Die Hälfte der deutschen Kleinkinder Stuttgarts gehört keiner der großen christlichen Religionsgemeinschaften an

Die Zukunft einer jeden Gemeinschaft wird durch die nachfolgenden Generationen bestimmt – und das kann für die großen christlichen Religionsgemeinschaften Anlass zur Sorge sein. Noch vor drei Jahrzehnten bekannten sich »nur« 18 % der deutschen Stuttgarter nicht zu den Evangelischen oder den Katholiken. In keiner der Altersgruppen lag der Wert über 20 %. Heute dagegen sind 42 % der deutschen Stuttgarter weder evangelisch noch katholisch (Schaubild 1). Gravierend für die großen christlichen Kirchen ist, dass weit über die Hälfte der Jüngsten – formal – nicht zu ihnen gehören, bei den Allerjüngsten, den 1- bis 2-Jährigen, waren es sogar 75 %. Letzteres ist auf einen Wandel im Taufverhalten zurückzuführen, denn bereits bei den 5-jährigen Deutschen ist der Anteil der noch nicht in einer der großen christlichen Kirchen »Getauften« auf 50 % gesunken.

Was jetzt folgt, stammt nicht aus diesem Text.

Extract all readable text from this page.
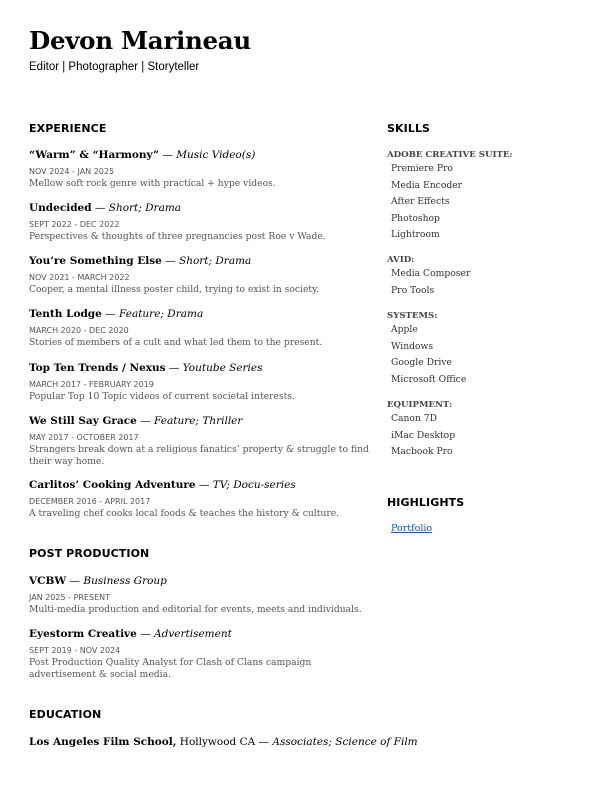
Devon Marineau

Editor | Photographer | Storyteller

EXPERIENCE

“Warm” & “Harmony” — Music Video(s)

NOV 2024 - JAN 2025

Mellow soft rock genre with practical + hype videos.

Undecided — Short; Drama

SEPT 2022 - DEC 2022

Perspectives & thoughts of three pregnancies post Roe v Wade.

You’re Something Else — Short; Drama

NOV 2021 - MARCH 2022

Cooper, a mental illness poster child, trying to exist in society.

Tenth Lodge — Feature; Drama

MARCH 2020 - DEC 2020

Stories of members of a cult and what led them to the present.

Top Ten Trends / Nexus — Youtube Series

MARCH 2017 - FEBRUARY 2019

Popular Top 10 Topic videos of current societal interests.

We Still Say Grace — Feature; Thriller

MAY 2017 - OCTOBER 2017

Strangers break down at a religious fanatics’ property & struggle to find their way home.

Carlitos’ Cooking Adventure — TV; Docu-series

DECEMBER 2016 - APRIL 2017

A traveling chef cooks local foods & teaches the history & culture.

POST PRODUCTION

VCBW — Business Group

JAN 2025 - PRESENT

Multi-media production and editorial for events, meets and individuals.

Eyestorm Creative — Advertisement

SEPT 2019 - NOV 2024

Post Production Quality Analyst for Clash of Clans campaign advertisement & social media.

EDUCATION

Los Angeles Film School, Hollywood CA — Associates; Science of Film

SKILLS

ADOBE CREATIVE SUITE:

Premiere Pro

Media Encoder

After Effects

Photoshop

Lightroom

AVID:

Media Composer

Pro Tools

SYSTEMS:

Apple

Windows

Google Drive

Microsoft Office

EQUIPMENT:

Canon 7D

iMac Desktop

Macbook Pro

HIGHLIGHTS
Portfolio
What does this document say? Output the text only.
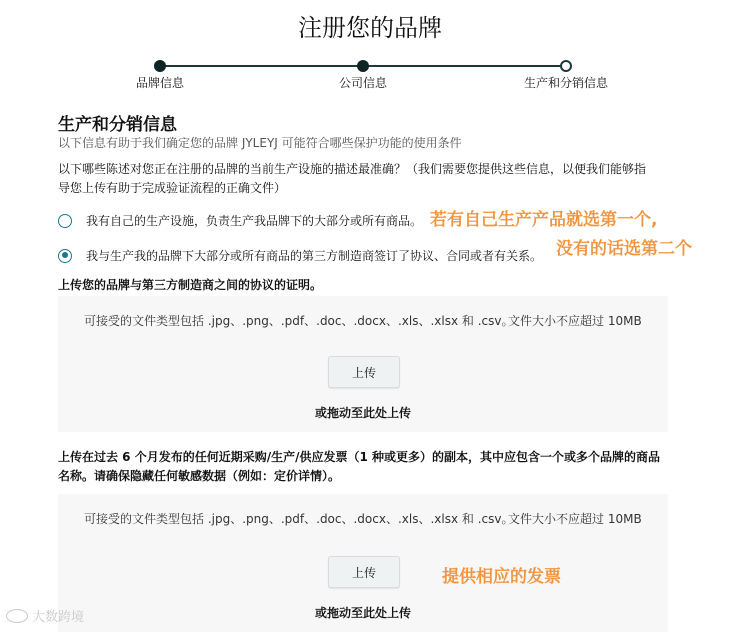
注册您的品牌
品牌信息	公司信息	生产和分销信息
生产和分销信息
以下信息有助于我们确定您的品牌 JYLEYJ 可能符合哪些保护功能的使用条件
以下哪些陈述对您正在注册的品牌的当前生产设施的描述最准确？（我们需要您提供这些信息，以便我们能够指
导您上传有助于完成验证流程的正确文件）
我有自己的生产设施，负责生产我品牌下的大部分或所有商品。
我与生产我的品牌下大部分或所有商品的第三方制造商签订了协议、合同或者有关系。
若有自己生产产品就选第一个,
没有的话选第二个
上传您的品牌与第三方制造商之间的协议的证明。
可接受的文件类型包括 .jpg、.png、.pdf、.doc、.docx、.xls、.xlsx 和 .csv。
文件大小不应超过 10MB
上传
或拖动至此处上传
上传在过去 6 个月发布的任何近期采购/生产/供应发票（1 种或更多）的副本，其中应包含一个或多个品牌的商品
名称。请确保隐藏任何敏感数据（例如：定价详情）。
可接受的文件类型包括 .jpg、.png、.pdf、.doc、.docx、.xls、.xlsx 和 .csv。
文件大小不应超过 10MB
上传
或拖动至此处上传
提供相应的发票
大数跨境
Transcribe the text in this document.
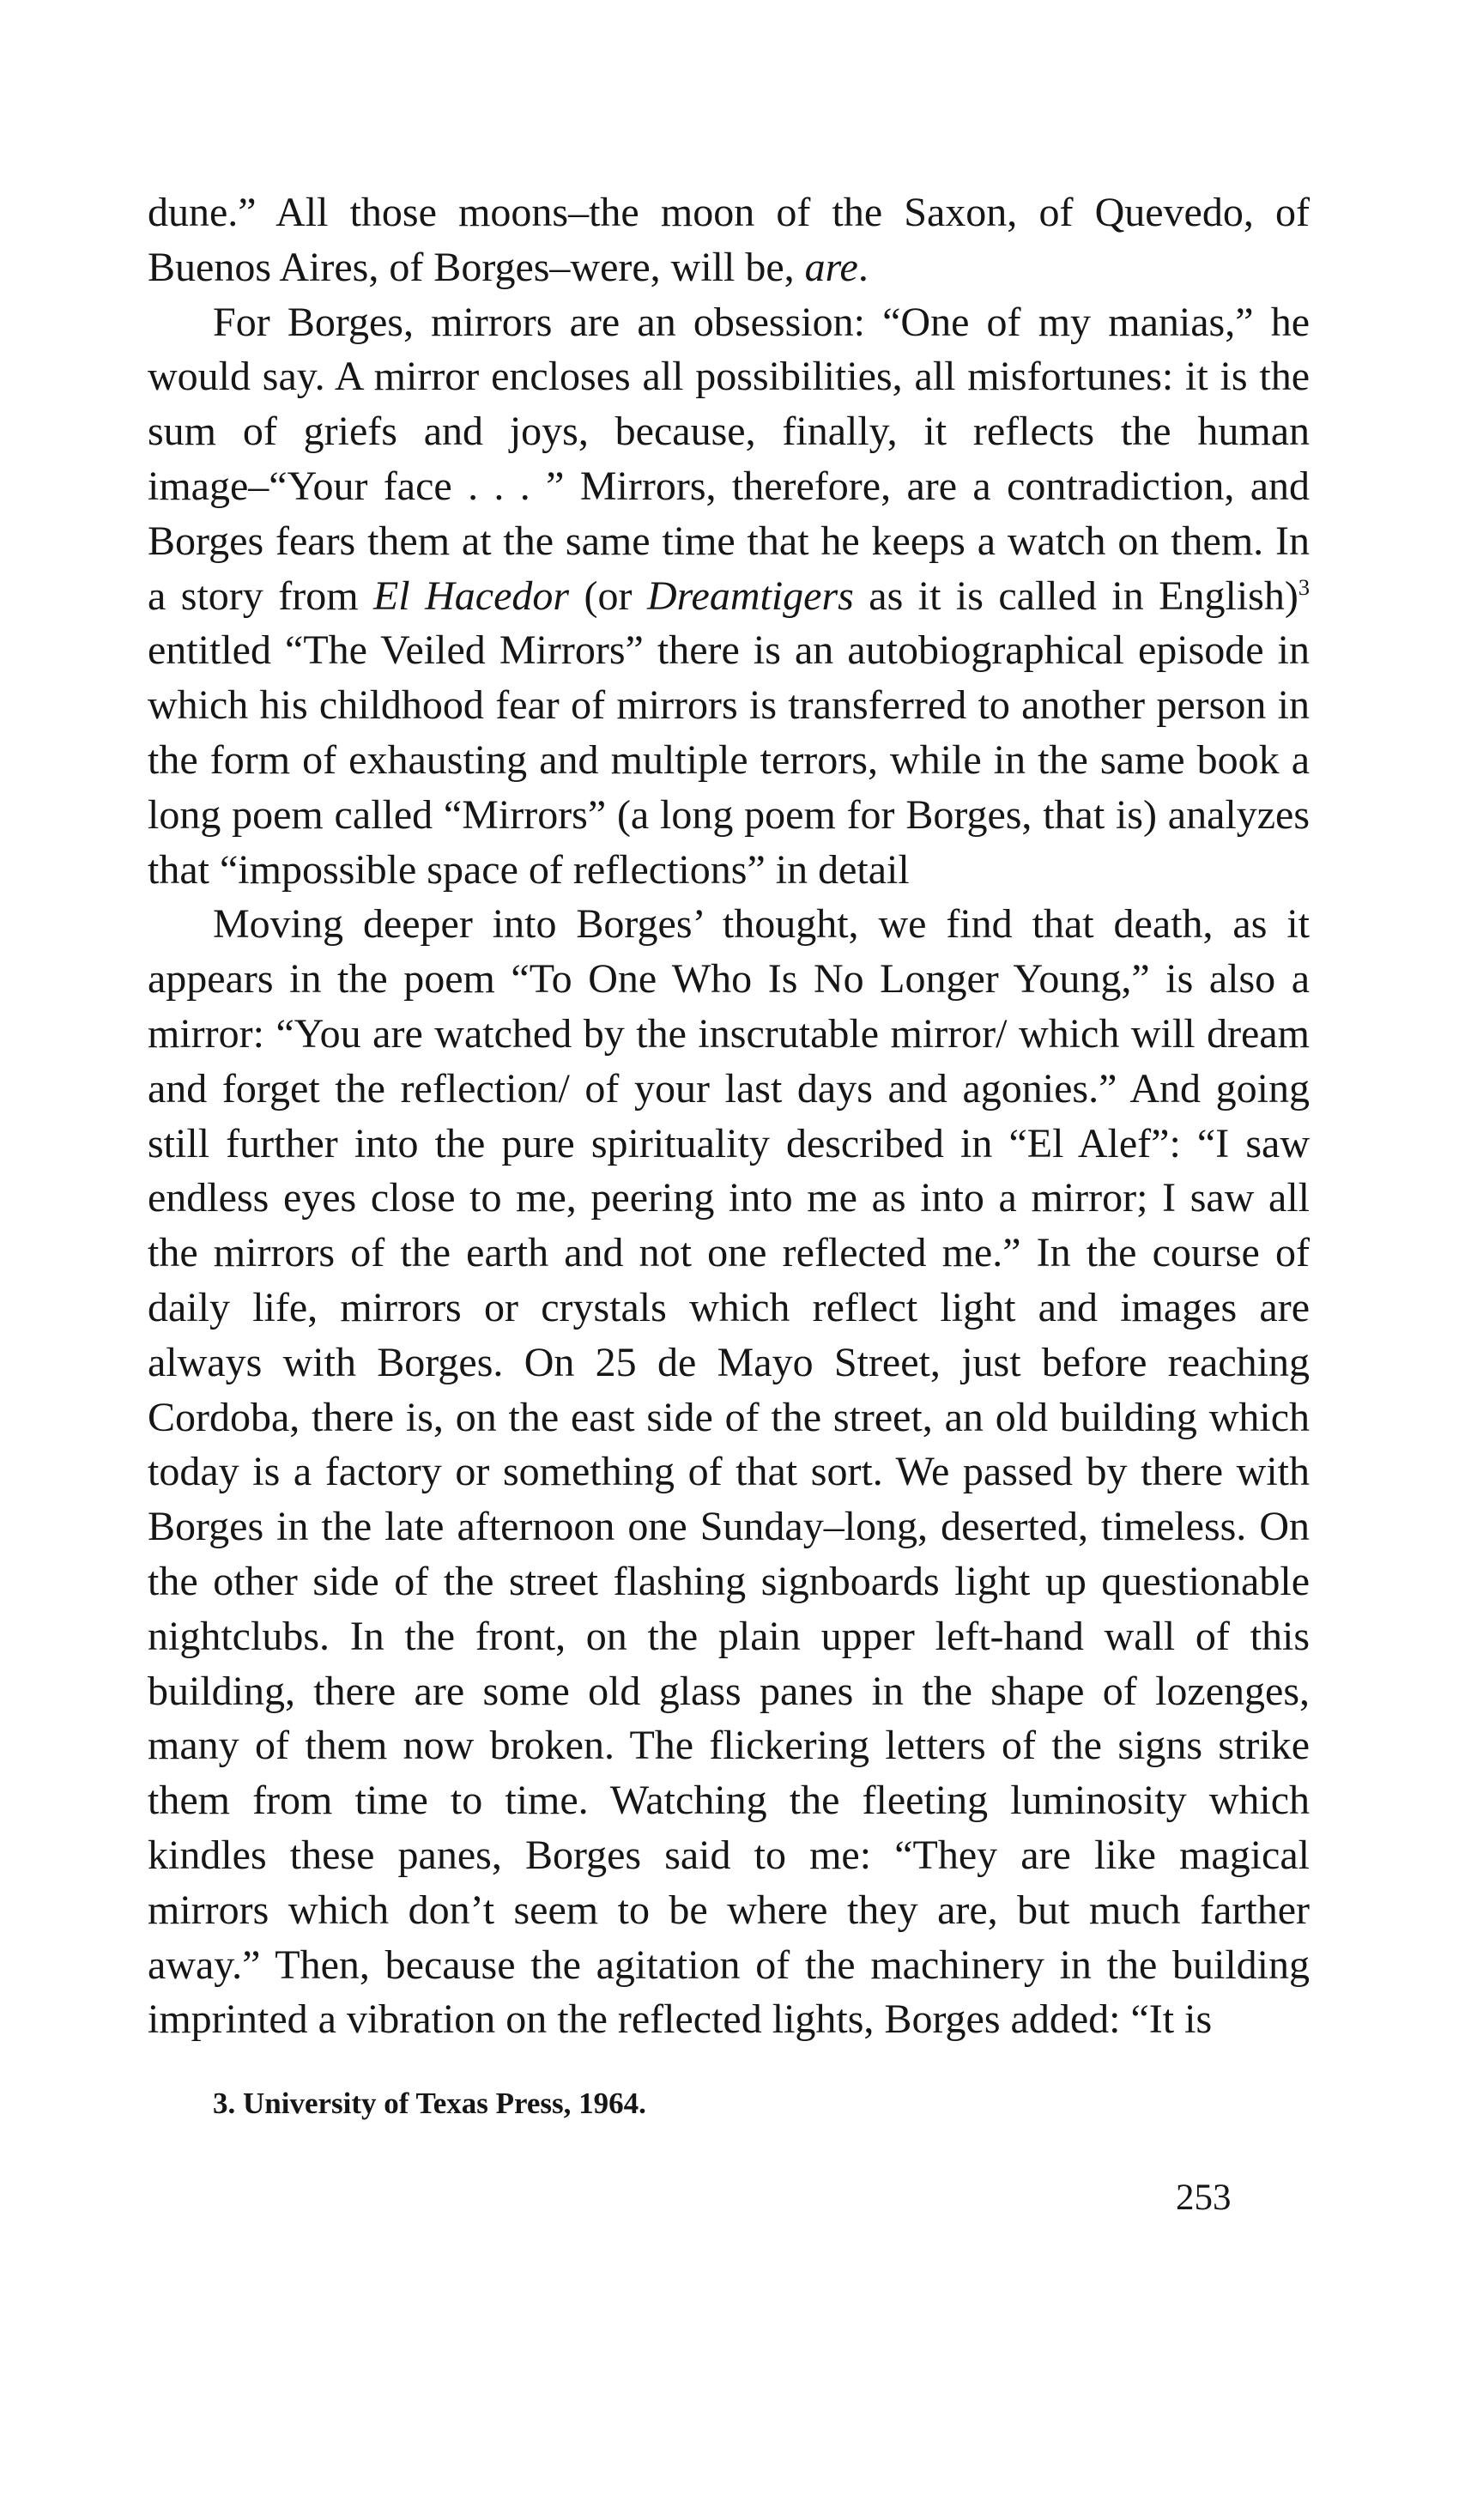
dune.” All those moons–the moon of the Saxon, of Quevedo, of Buenos Aires, of Borges–were, will be, are.

For Borges, mirrors are an obsession: “One of my manias,” he would say. A mirror encloses all possibilities, all misfortunes: it is the sum of griefs and joys, because, finally, it reflects the human image–“Your face . . . ” Mirrors, therefore, are a contradiction, and Borges fears them at the same time that he keeps a watch on them. In a story from El Hacedor (or Dreamtigers as it is called in English)$^3$ entitled “The Veiled Mirrors” there is an autobiographical episode in which his childhood fear of mirrors is transferred to another person in the form of exhausting and multiple terrors, while in the same book a long poem called “Mirrors” (a long poem for Borges, that is) analyzes that “impossible space of reflections” in detail

Moving deeper into Borges’ thought, we find that death, as it appears in the poem “To One Who Is No Longer Young,” is also a mirror: “You are watched by the inscrutable mirror/ which will dream and forget the reflection/ of your last days and agonies.” And going still further into the pure spirituality described in “El Alef”: “I saw endless eyes close to me, peering into me as into a mirror; I saw all the mirrors of the earth and not one reflected me.” In the course of daily life, mirrors or crystals which reflect light and images are always with Borges. On 25 de Mayo Street, just before reaching Cordoba, there is, on the east side of the street, an old building which today is a factory or something of that sort. We passed by there with Borges in the late afternoon one Sunday–long, deserted, timeless. On the other side of the street flashing signboards light up questionable nightclubs. In the front, on the plain upper left-hand wall of this building, there are some old glass panes in the shape of lozenges, many of them now broken. The flickering letters of the signs strike them from time to time. Watching the fleeting luminosity which kindles these panes, Borges said to me: “They are like magical mirrors which don’t seem to be where they are, but much farther away.” Then, because the agitation of the machinery in the building imprinted a vibration on the reflected lights, Borges added: “It is

3. University of Texas Press, 1964.
253
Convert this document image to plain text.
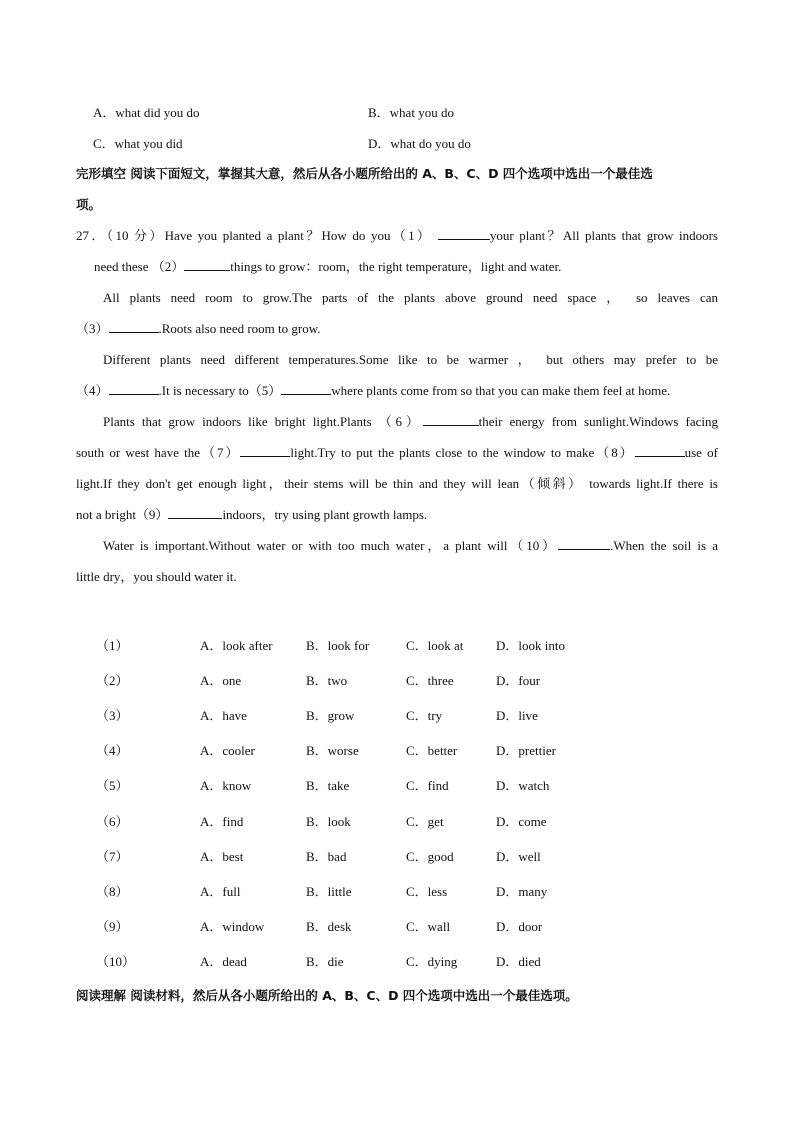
A．what did you do	B．what you do
C．what you did	D．what do you do
完形填空 阅读下面短文，掌握其大意，然后从各小题所给出的 A、B、C、D 四个选项中选出一个最佳选
项。
27．（10 分）Have you planted a plant？How do you（1）	your plant？All plants that grow indoors
need these （2）	things to grow：room，the right temperature，light and water.
All plants need room to grow.The parts of the plants above ground need space ， so leaves can
（3）	.Roots also need room to grow.
Different plants need different temperatures.Some like to be warmer ， but others may prefer to be
（4）	.It is necessary to（5）	where plants come from so that you can make them feel at home.
Plants that grow indoors like bright light.Plants （6）	their energy from sunlight.Windows facing
south or west have the（7）	light.Try to put the plants close to the window to make（8）	use of
light.If they don't get enough light，their stems will be thin and they will lean（倾斜） towards light.If there is
not a bright（9）	indoors，try using plant growth lamps.
Water is important.Without water or with too much water，a plant will（10）	.When the soil is a
little dry，you should water it.
（1）	A．look after	B．look for	C．look at	D．look into
（2）	A．one	B．two	C．three	D．four
（3）	A．have	B．grow	C．try	D．live
（4）	A．cooler	B．worse	C．better	D．prettier
（5）	A．know	B．take	C．find	D．watch
（6）	A．find	B．look	C．get	D．come
（7）	A．best	B．bad	C．good	D．well
（8）	A．full	B．little	C．less	D．many
（9）	A．window	B．desk	C．wall	D．door
（10）	A．dead	B．die	C．dying	D．died
阅读理解 阅读材料，然后从各小题所给出的 A、B、C、D 四个选项中选出一个最佳选项。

Recht auffallend ist der Sprung von den 50- bis unter 60-Jährigen zu den 60- bis unter 70-Jährigen (Schaubild 2); hier offenbart sich der mit der 68er-Revolte gepaarte Antiklerikalismus, der noch lange Zeit nachwirkte und vielleicht noch wirkt. Dass die deutschen Stuttgarter damit areligiös und laizistisch orientiert sind, lässt sich mit den Daten nicht belegen.

Düstere Aussichten für die christlichen Religionsgemeinschaften

Im Vorgriff auf eine genauere Berechnung der Stadt Stuttgart hat das Statistische Landesamt überschlägig die Konfessionszugehörigkeit der Bevölkerung bis ins Jahr 2020 vorausgerechnet. Eingeflossen sind dabei das Taufverhalten, die Wanderungsbewegung, die Altersstruktur und die Konfessionszugehörigkeit.

Danach dürfte sich der Bevölkerungsanteil der Evangelischen Kirchen im Laufe eines halben Jahrhunderts auf die Hälfte reduzieren; bei den Katholiken wird die Entwicklung wohl weniger dramatisch ausfallen. Von der Tendenz her wird sich in zwei Jahrzehnten jeder zweite Stuttgarter zu einer der sonstigen oder zu keiner Religionsgemeinschaft bekennen (Schaubild 1).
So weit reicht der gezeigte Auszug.